Agora, a pergunta é: A Frelimo não quer estas eleições, porquê? Porque sabe que vai perder. Não só em Sofala. Também noutras províncias. Por isso a Frelimo manifestou interesse em puxar estas eleições para 2009. Para serem feitas simultaneamente com as presidenciais. É fácil de compreender este desinteresse da Frelimo. Quem está a governar é a Frelimo. Quem está em colapso é a Frelimo. O descontentamento das populações é contra a Frelimo. A corrupção e a má governação, a política de exclusão social, o falhanço dos sete biliões que apenas vão para os membros da Frelimo nos distritos, através dos tais conselhos consultivos, constituídos por elementos da Frelimo que seleccionam os camaradas com forma de reactivar o partido Frelimo nas áreas rurais. Tudo isso… Então a Frelimo não quer as eleições. Nunca disse que não as queria. Sempre argumentava que o tempo é curto. Nunca o tempo é curto quando há planos bons. Quando houve a revisão do pacote eleitoral sabia-se que em 2007 teria de haver eleições provinciais. Como é que deixaram passar o tempo? Era para argumentar que o tempo é curto. O meu argumento é este: A Frelimo não quer as eleições. Sabe que perdendo isso irá influenciar negativamente a actuação da Frelimo e dos governos provinciais. Estes deixarão de manipular; de ter espaço para montar fraude nas eleições gerais. Haverá depois muitas pessoas, também de outros partidos, que serão membros das assembleias provinciais, com imunidade, e cada membro defenderá directamente o seu distrito. Nas eleições provinciais o círculo eleitoral é o distrito. Será muito difícil para Frelimo depois montar a fraude nas gerais de 2009. Então quer adiar estas eleições provinciais para 2009. Quer tentar corromper os régulos, religiosos, os pobres, distribuindo os biliões ali.
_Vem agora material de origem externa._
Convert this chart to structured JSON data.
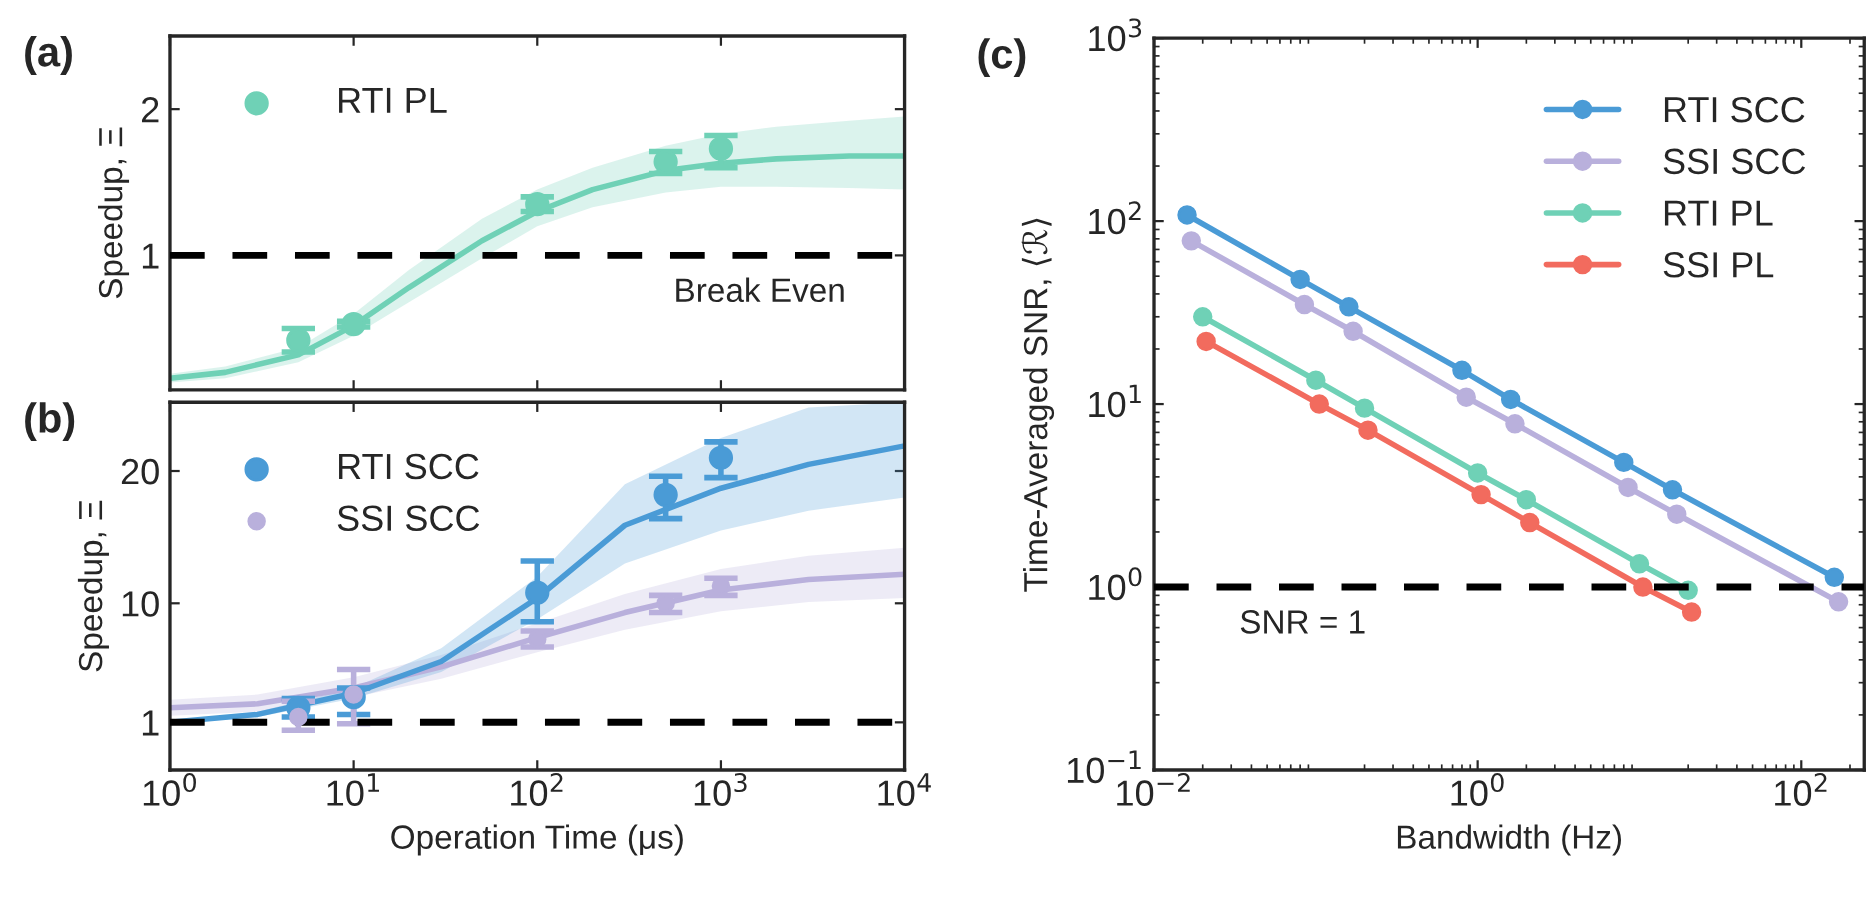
{
  "chart_data": [
    {
      "type": "scatter",
      "title": "(a)",
      "ylabel": "Speedup, Ξ",
      "log": "x",
      "tick_labels": "y",
      "grid": false,
      "legend": "top left",
      "xlim": [
        1,
        10000
      ],
      "xticks": [
        {
          "value": 1,
          "label": null
        },
        {
          "value": 10,
          "label": null
        },
        {
          "value": 100,
          "label": null
        },
        {
          "value": 1000,
          "label": null
        },
        {
          "value": 10000,
          "label": null
        }
      ],
      "ylim": [
        0.08,
        2.5
      ],
      "yticks": [
        1,
        2
      ],
      "ref_lines": [
        {
          "axis": "y",
          "value": 1,
          "color": "#000000",
          "line_style": "dashed",
          "label": "Break Even"
        }
      ],
      "series": [
        {
          "type": "line",
          "marker": "none",
          "color": "#6fd1b6",
          "x": [
            1,
            2,
            5,
            10,
            20,
            50,
            100,
            200,
            500,
            1000,
            2000,
            5000,
            10000
          ],
          "values": [
            0.16,
            0.2,
            0.32,
            0.52,
            0.78,
            1.1,
            1.3,
            1.45,
            1.58,
            1.63,
            1.66,
            1.68,
            1.68
          ],
          "lower": [
            0.13,
            0.16,
            0.27,
            0.45,
            0.68,
            0.98,
            1.2,
            1.33,
            1.43,
            1.47,
            1.47,
            1.46,
            1.45
          ],
          "upper": [
            0.19,
            0.24,
            0.37,
            0.6,
            0.9,
            1.25,
            1.45,
            1.6,
            1.75,
            1.83,
            1.88,
            1.92,
            1.95
          ]
        },
        {
          "type": "scatter",
          "marker": "circle",
          "name": "RTI PL",
          "color": "#6fd1b6",
          "x": [
            5,
            10,
            100,
            500,
            1000
          ],
          "values": [
            0.42,
            0.53,
            1.35,
            1.64,
            1.73
          ],
          "errors": [
            [
              0.34,
              0.5
            ],
            [
              0.51,
              0.55
            ],
            [
              1.3,
              1.4
            ],
            [
              1.56,
              1.71
            ],
            [
              1.6,
              1.82
            ]
          ]
        }
      ]
    },
    {
      "type": "scatter",
      "title": "(b)",
      "ylabel": "Speedup, Ξ",
      "xlabel": "Operation Time (μs)",
      "log": "x",
      "grid": false,
      "legend": "top left",
      "xlim": [
        1,
        10000
      ],
      "xticks": [
        {
          "value": 1,
          "label": "10$^{0}$"
        },
        {
          "value": 10,
          "label": "10$^{1}$"
        },
        {
          "value": 100,
          "label": "10$^{2}$"
        },
        {
          "value": 1000,
          "label": "10$^{3}$"
        },
        {
          "value": 10000,
          "label": "10$^{4}$"
        }
      ],
      "ylim": [
        -2.6,
        25.2
      ],
      "yticks": [
        1,
        10,
        20
      ],
      "ref_lines": [
        {
          "axis": "y",
          "value": 1,
          "color": "#000000",
          "line_style": "dashed"
        }
      ],
      "series": [
        {
          "type": "line",
          "marker": "none",
          "color": "#b9b0dc",
          "x": [
            1,
            3,
            10,
            30,
            100,
            300,
            1000,
            3000,
            10000
          ],
          "values": [
            2.1,
            2.4,
            3.6,
            5.2,
            7.4,
            9.3,
            11,
            11.8,
            12.2
          ],
          "lower": [
            1.5,
            1.8,
            2.9,
            4.3,
            6.3,
            8,
            9.4,
            10.1,
            10.4
          ],
          "upper": [
            2.7,
            3.1,
            4.4,
            6.1,
            8.5,
            10.7,
            12.6,
            13.6,
            14.2
          ]
        },
        {
          "type": "line",
          "marker": "none",
          "color": "#4a9bd6",
          "x": [
            1,
            3,
            10,
            30,
            100,
            300,
            1000,
            3000,
            10000
          ],
          "values": [
            1.0,
            1.6,
            3.2,
            5.6,
            10.4,
            15.9,
            18.7,
            20.5,
            21.9
          ],
          "lower": [
            0.9,
            1.4,
            2.8,
            4.8,
            8.8,
            13,
            15.5,
            17,
            18
          ],
          "upper": [
            1.1,
            1.8,
            3.6,
            6.6,
            12,
            19,
            22.5,
            24.8,
            25.2
          ]
        },
        {
          "type": "scatter",
          "marker": "circle",
          "name": "RTI SCC",
          "color": "#4a9bd6",
          "x": [
            5,
            10,
            100,
            500,
            1000
          ],
          "values": [
            2.1,
            2.9,
            10.8,
            18.2,
            21.0
          ],
          "errors": [
            [
              1.4,
              2.8
            ],
            [
              1.6,
              3.6
            ],
            [
              8.6,
              13.2
            ],
            [
              16.4,
              19.6
            ],
            [
              19.5,
              22.2
            ]
          ]
        },
        {
          "type": "scatter",
          "marker": "circle",
          "name": "SSI SCC",
          "color": "#b9b0dc",
          "x": [
            5,
            10,
            100,
            500,
            1000
          ],
          "values": [
            1.4,
            3.1,
            7.3,
            10.0,
            11.3
          ],
          "errors": [
            [
              0.4,
              2.6
            ],
            [
              0.9,
              5.0
            ],
            [
              6.7,
              7.9
            ],
            [
              9.3,
              10.6
            ],
            [
              10.6,
              11.9
            ]
          ]
        }
      ]
    },
    {
      "type": "line",
      "title": "(c)",
      "ylabel": "Time-Averaged SNR, ⟨ℛ⟩",
      "xlabel": "Bandwidth (Hz)",
      "log": "xy",
      "grid": false,
      "legend": "top right",
      "marker": "circle",
      "xlim": [
        0.01,
        245
      ],
      "xticks": [
        {
          "value": 0.01,
          "label": "10$^{−2}$"
        },
        {
          "value": 1,
          "label": "10$^{0}$"
        },
        {
          "value": 100,
          "label": "10$^{2}$"
        }
      ],
      "ylim": [
        0.1,
        1000
      ],
      "yticks": [
        {
          "value": 0.1,
          "label": "10$^{−1}$"
        },
        {
          "value": 1,
          "label": "10$^{0}$"
        },
        {
          "value": 10,
          "label": "10$^{1}$"
        },
        {
          "value": 100,
          "label": "10$^{2}$"
        },
        {
          "value": 1000,
          "label": "10$^{3}$"
        }
      ],
      "ref_lines": [
        {
          "axis": "y",
          "value": 1,
          "color": "#000000",
          "line_style": "dashed",
          "label": "SNR = 1"
        }
      ],
      "series": [
        {
          "name": "RTI SCC",
          "color": "#4a9bd6",
          "x": [
            0.016,
            0.08,
            0.16,
            0.8,
            1.6,
            8,
            16,
            160
          ],
          "values": [
            108,
            48,
            34,
            15.3,
            10.6,
            4.8,
            3.4,
            1.13
          ]
        },
        {
          "name": "SSI SCC",
          "color": "#b9b0dc",
          "x": [
            0.017,
            0.085,
            0.17,
            0.85,
            1.7,
            8.5,
            17,
            170
          ],
          "values": [
            78,
            35,
            25,
            10.9,
            7.8,
            3.5,
            2.5,
            0.83
          ]
        },
        {
          "name": "RTI PL",
          "color": "#6fd1b6",
          "x": [
            0.02,
            0.1,
            0.2,
            1,
            2,
            10,
            20
          ],
          "values": [
            30,
            13.5,
            9.5,
            4.2,
            3.0,
            1.34,
            0.96
          ]
        },
        {
          "name": "SSI PL",
          "color": "#f26b5e",
          "x": [
            0.021,
            0.105,
            0.21,
            1.05,
            2.1,
            10.5,
            21
          ],
          "values": [
            22,
            10,
            7.2,
            3.2,
            2.25,
            1.0,
            0.73
          ]
        }
      ]
    }
  ]
}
Pensam que dentro destes 2 anos até lá conseguirão recuperar a má imagem. Pensa que até lá poderá planificar melhor. Não havendo eleições provinciais nessas próximas presidenciais e legislativas os governadores estarão ainda 100% em peso, à vontade para poderem planificar a fraude. Essa é que é a estratégia da Frelimo.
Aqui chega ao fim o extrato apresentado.